Laki-laki itu, entah aku harus menyebutnya apa. Rambutnya yang kecoklatan, mata coklatnya yang bening, rahangnya yang tegas dan tubuhnya yang tinggi kokoh membuatku terpana saat pertama kali aku menatapnya. Laki-laki yang tidak sopannya datang ke toko bungaku lalu pergi begitu saja. Aku penasaran dengan apa yang digoreskan dikertasnya saat pertama kali kami bertemu. Disaat aku akan menghampirinya tiba-tiba Ibu datang padaku menyuruhku untuk masuk ke dalam. Ada perasaan tidak rela dalam diriku karena pergi meninggalkannya. Kulirik sekali lagi wajahnya yang tengah menatapku juga lalu benar-benar hilang di depannya.

     Keesokan harinya ia datang lagi. Aku takut menghampirinya jadi aku hanya bisa mengintipnya dalam diam. Ia tampan. Sangat tampan. Aku meliriknya yang membawa kamera. Untuk apa kamera itu? aku menaikkan sebelah alisku. Ia tengah berbincang-bincang dengan Ibuku. Entah apa yang di perbincangkan, aku tidak bisa mendengarnya. Tiba-tiba dia melihat ke dalam toko. Dengan gugup karena takut ketahuan mencuri pandang darinya kuputuskan untuk berpura-berpura sedang merangkai bunga. Pikiranku mulai tidak fokus dan akhirnya untuk menghilangkan degup jantung ini yang semakin kencang, aku mulai beranjak pergi tanpa menoleh ke arah laki-laki tampan itu.

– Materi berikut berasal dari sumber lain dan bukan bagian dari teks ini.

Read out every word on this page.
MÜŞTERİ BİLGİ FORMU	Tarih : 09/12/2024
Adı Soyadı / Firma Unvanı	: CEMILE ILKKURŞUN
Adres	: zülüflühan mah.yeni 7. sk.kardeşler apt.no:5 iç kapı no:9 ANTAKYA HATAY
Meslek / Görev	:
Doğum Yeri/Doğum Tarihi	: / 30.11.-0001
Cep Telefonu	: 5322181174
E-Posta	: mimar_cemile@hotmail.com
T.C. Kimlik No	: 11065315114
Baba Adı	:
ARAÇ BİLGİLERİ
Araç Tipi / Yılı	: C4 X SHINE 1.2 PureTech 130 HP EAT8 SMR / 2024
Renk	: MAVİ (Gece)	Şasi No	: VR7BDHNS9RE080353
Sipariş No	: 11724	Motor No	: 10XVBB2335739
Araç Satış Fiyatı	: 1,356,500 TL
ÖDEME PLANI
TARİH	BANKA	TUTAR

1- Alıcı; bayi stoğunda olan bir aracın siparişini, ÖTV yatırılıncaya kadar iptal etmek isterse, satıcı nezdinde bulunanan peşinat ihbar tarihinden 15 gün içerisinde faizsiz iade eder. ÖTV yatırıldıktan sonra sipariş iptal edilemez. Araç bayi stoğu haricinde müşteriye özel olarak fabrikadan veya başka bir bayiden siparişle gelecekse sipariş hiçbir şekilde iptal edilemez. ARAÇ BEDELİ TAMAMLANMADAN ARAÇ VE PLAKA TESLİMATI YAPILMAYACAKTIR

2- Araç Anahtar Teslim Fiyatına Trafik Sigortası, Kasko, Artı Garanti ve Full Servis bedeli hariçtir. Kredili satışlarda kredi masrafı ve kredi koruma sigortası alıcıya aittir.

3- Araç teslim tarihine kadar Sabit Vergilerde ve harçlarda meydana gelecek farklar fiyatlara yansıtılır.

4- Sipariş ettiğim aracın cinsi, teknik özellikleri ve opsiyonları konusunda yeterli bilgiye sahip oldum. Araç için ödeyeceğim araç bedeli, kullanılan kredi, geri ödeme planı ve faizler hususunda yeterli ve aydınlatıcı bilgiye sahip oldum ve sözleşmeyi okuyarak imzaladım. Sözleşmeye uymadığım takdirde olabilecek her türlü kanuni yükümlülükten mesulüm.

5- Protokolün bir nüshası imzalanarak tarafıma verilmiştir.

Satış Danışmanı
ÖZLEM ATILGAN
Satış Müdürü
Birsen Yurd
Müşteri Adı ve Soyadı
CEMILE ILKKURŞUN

     Seminggu telah berlalu dan ia tidak penah menampakkan batang hidungnya di toko bungaku lagi. Namun, hari ini ia datang. Awalnya aku senang tapi perlahan  mulai bingung. Ia berteriak kepadaku. Aku tidak mengerti maksud ucapannya itu. Ia berbicara terlalu cepat sehingga aku tidak bisa membaca gerak bibirnya. Setelah ia mulai berhenti ia mulai menatapku penuh harap. Apa maksudnya itu? aku ingin bertanya namun tidak ada suara yang keluar dari mulutku. Akhirnya aku membuat isyarat bertanya apa yang tadi ia katakan agar dia mengerti. Namun sepertinya tidak, ia menatapku bingung. Aku mencoba untuk tersenyum dan mengulangi kata isyaratku dengan perlahan agar dia mudah mengerti. Namun itu tidak berhasil, ia malah menatapku terkejut. Dan tanpa alasan dia berlari meninggalkanku. Aku bingung, ada apa dengannya?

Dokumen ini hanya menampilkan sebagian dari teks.